Well, one thing you can _try_ is to count the chips.  If you have eight per
side, or a multiple thereof, it's not ECC.  If you have nine, it is.  If
you have some other number, you can't tell for certain.

ECC EDO memory was rather uncommon.  You probably don't have ECC memory.

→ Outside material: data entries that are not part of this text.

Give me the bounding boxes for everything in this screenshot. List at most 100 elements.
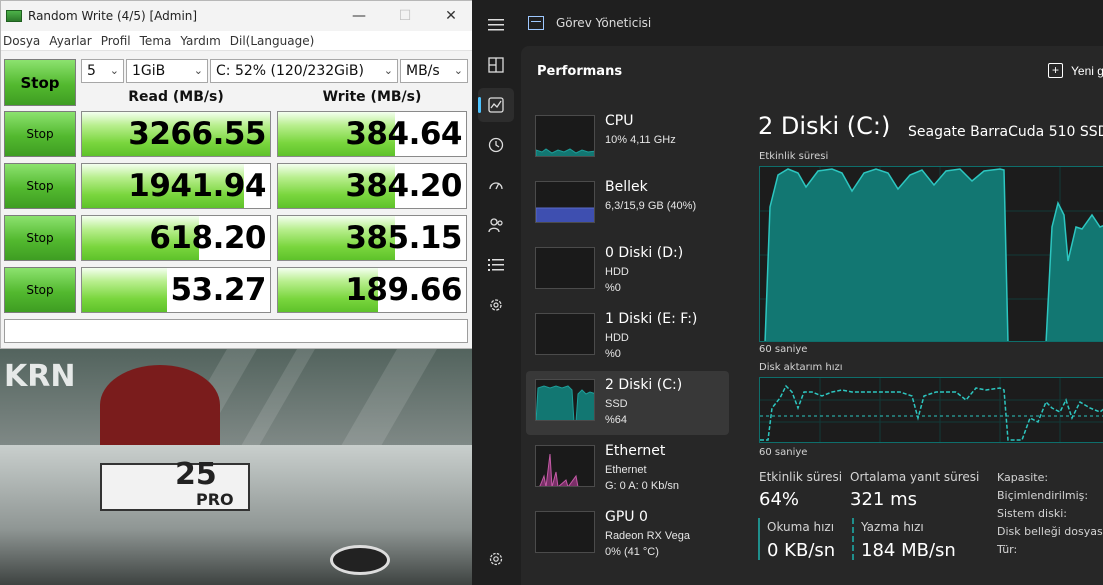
transfer-graph-svg	[760, 378, 1103, 442]
device-detail: %64	[605, 414, 628, 426]
write-speed-value: 184 MB/sn	[861, 540, 956, 561]
activity-graph-label: Etkinlik süresi	[759, 151, 829, 162]
device-item[interactable]: 2 Diski (C:) SSD %64	[526, 371, 729, 435]
unit-value: MB/s	[406, 63, 440, 79]
row-stop-button[interactable]: Stop	[4, 215, 76, 261]
transfer-graph-time: 60 saniye	[759, 447, 808, 458]
processes-icon[interactable]	[484, 53, 508, 77]
menu-profil[interactable]: Profil	[99, 34, 135, 48]
device-name: Bellek	[605, 179, 648, 195]
device-item[interactable]: GPU 0 Radeon RX Vega 0% (41 °C)	[526, 503, 729, 567]
prop-pagefile: Disk belleği dosyası:	[997, 525, 1103, 538]
read-result-value: 1941.94	[128, 168, 266, 204]
read-result-bar	[82, 268, 167, 312]
menu-dosya[interactable]: Dosya	[1, 34, 44, 48]
device-item[interactable]: 0 Diski (D:) HDD %0	[526, 239, 729, 303]
read-speed-value: 0 KB/sn	[767, 540, 836, 561]
activity-area	[764, 168, 1103, 341]
write-result-value: 189.66	[345, 272, 462, 308]
new-task-label: Yeni g	[1071, 63, 1103, 78]
details-icon[interactable]	[484, 253, 508, 277]
response-stat-value: 321 ms	[850, 489, 917, 510]
device-item[interactable]: CPU 10% 4,11 GHz	[526, 107, 729, 171]
activity-graph-time: 60 saniye	[759, 344, 808, 355]
device-detail: 0% (41 °C)	[605, 546, 659, 558]
row-stop-button[interactable]: Stop	[4, 163, 76, 209]
activity-graph-svg	[760, 167, 1103, 341]
size-select[interactable]: 1GiB ⌄	[126, 59, 208, 83]
transfer-graph	[759, 377, 1103, 443]
prop-formatted: Biçimlendirilmiş:	[997, 489, 1089, 502]
device-subtitle: Radeon RX Vega	[605, 530, 691, 542]
chevron-down-icon: ⌄	[109, 64, 119, 77]
menu-ayarlar[interactable]: Ayarlar	[47, 34, 95, 48]
detail-model: Seagate BarraCuda 510 SSD	[908, 124, 1103, 140]
users-icon[interactable]	[484, 213, 508, 237]
minimize-icon[interactable]: —	[336, 8, 382, 24]
count-select[interactable]: 5 ⌄	[81, 59, 124, 83]
read-result-value: 618.20	[149, 220, 266, 256]
read-header: Read (MB/s)	[128, 89, 224, 105]
maximize-icon[interactable]: ☐	[382, 8, 428, 24]
new-task-button[interactable]: + Yeni g	[1048, 63, 1103, 78]
task-manager-window: Görev Yöneticisi Performans + Yeni g CPU…	[472, 0, 1103, 585]
drive-select[interactable]: C: 52% (120/232GiB) ⌄	[210, 59, 398, 83]
device-thumbnail	[535, 511, 595, 553]
menu-tema[interactable]: Tema	[138, 34, 176, 48]
task-manager-logo-icon	[528, 16, 544, 30]
device-name: 1 Diski (E: F:)	[605, 311, 698, 327]
device-thumbnail	[535, 379, 595, 421]
cdm-titlebar[interactable]: Random Write (4/5) [Admin] — ☐ ✕	[1, 1, 474, 31]
startup-icon[interactable]	[484, 173, 508, 197]
unit-select[interactable]: MB/s ⌄	[400, 59, 468, 83]
device-item[interactable]: Ethernet Ethernet G: 0 A: 0 Kb/sn	[526, 437, 729, 501]
read-result-value: 53.27	[170, 272, 266, 308]
device-thumbnail	[535, 445, 595, 487]
device-name: GPU 0	[605, 509, 648, 525]
row-stop-button[interactable]: Stop	[4, 267, 76, 313]
device-subtitle: HDD	[605, 266, 629, 278]
device-item[interactable]: Bellek 6,3/15,9 GB (40%)	[526, 173, 729, 237]
drive-value: C: 52% (120/232GiB)	[216, 63, 364, 79]
device-thumbnail	[535, 247, 595, 289]
size-value: 1GiB	[132, 63, 166, 79]
services-icon[interactable]	[484, 293, 508, 317]
settings-icon[interactable]	[484, 547, 508, 571]
close-icon[interactable]: ✕	[428, 8, 474, 24]
wallpaper-number: 25	[175, 457, 217, 492]
read-result-cell: 3266.55	[81, 111, 271, 157]
write-result-value: 384.20	[345, 168, 462, 204]
cdm-menubar: Dosya Ayarlar Profil Tema Yardım Dil(Lan…	[1, 31, 474, 51]
tm-titlebar[interactable]: Görev Yöneticisi	[528, 16, 651, 30]
device-subtitle: Ethernet	[605, 464, 647, 476]
device-detail: %0	[605, 348, 621, 360]
transfer-graph-label: Disk aktarım hızı	[759, 362, 843, 373]
device-thumbnail	[535, 181, 595, 223]
history-icon[interactable]	[484, 133, 508, 157]
comment-input[interactable]	[4, 319, 468, 343]
count-value: 5	[87, 63, 96, 79]
row-stop-button[interactable]: Stop	[4, 111, 76, 157]
cdm-window-title: Random Write (4/5) [Admin]	[28, 9, 198, 23]
device-name: CPU	[605, 113, 634, 129]
device-subtitle: 10% 4,11 GHz	[605, 134, 676, 146]
performance-icon[interactable]	[478, 88, 514, 122]
read-result-cell: 53.27	[81, 267, 271, 313]
device-subtitle: HDD	[605, 332, 629, 344]
device-subtitle: 6,3/15,9 GB (40%)	[605, 200, 697, 212]
menu-yardim[interactable]: Yardım	[178, 34, 224, 48]
activity-stat-value: 64%	[759, 489, 800, 510]
device-name: 2 Diski (C:)	[605, 377, 683, 393]
helmet-shape	[100, 365, 220, 445]
prop-type: Tür:	[997, 543, 1018, 556]
hamburger-icon[interactable]	[484, 13, 508, 37]
menu-language[interactable]: Dil(Language)	[228, 34, 319, 48]
read-result-value: 3266.55	[128, 116, 266, 152]
chevron-down-icon: ⌄	[193, 64, 203, 77]
stop-all-button[interactable]: Stop	[4, 59, 76, 106]
write-header: Write (MB/s)	[322, 89, 422, 105]
new-task-icon: +	[1048, 63, 1063, 78]
prop-system-disk: Sistem diski:	[997, 507, 1067, 520]
wallpaper-text-krn: KRN	[4, 359, 76, 394]
device-item[interactable]: 1 Diski (E: F:) HDD %0	[526, 305, 729, 369]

Single-bit errors _are_ fairly common, in memories of the size of most
of today's.  It's not surprising that you're experiencing them; this is
why you should use ECC memory!

(note that *this* *particular* single-bit error was detected by debugging
 code in the kernel, but it's quite likely that you've suffered others
 which were not.)

-- 
Thor Lancelot Simon	                                      tls@rek.tjls.com
	"And where do all these highways go, now that we are free?"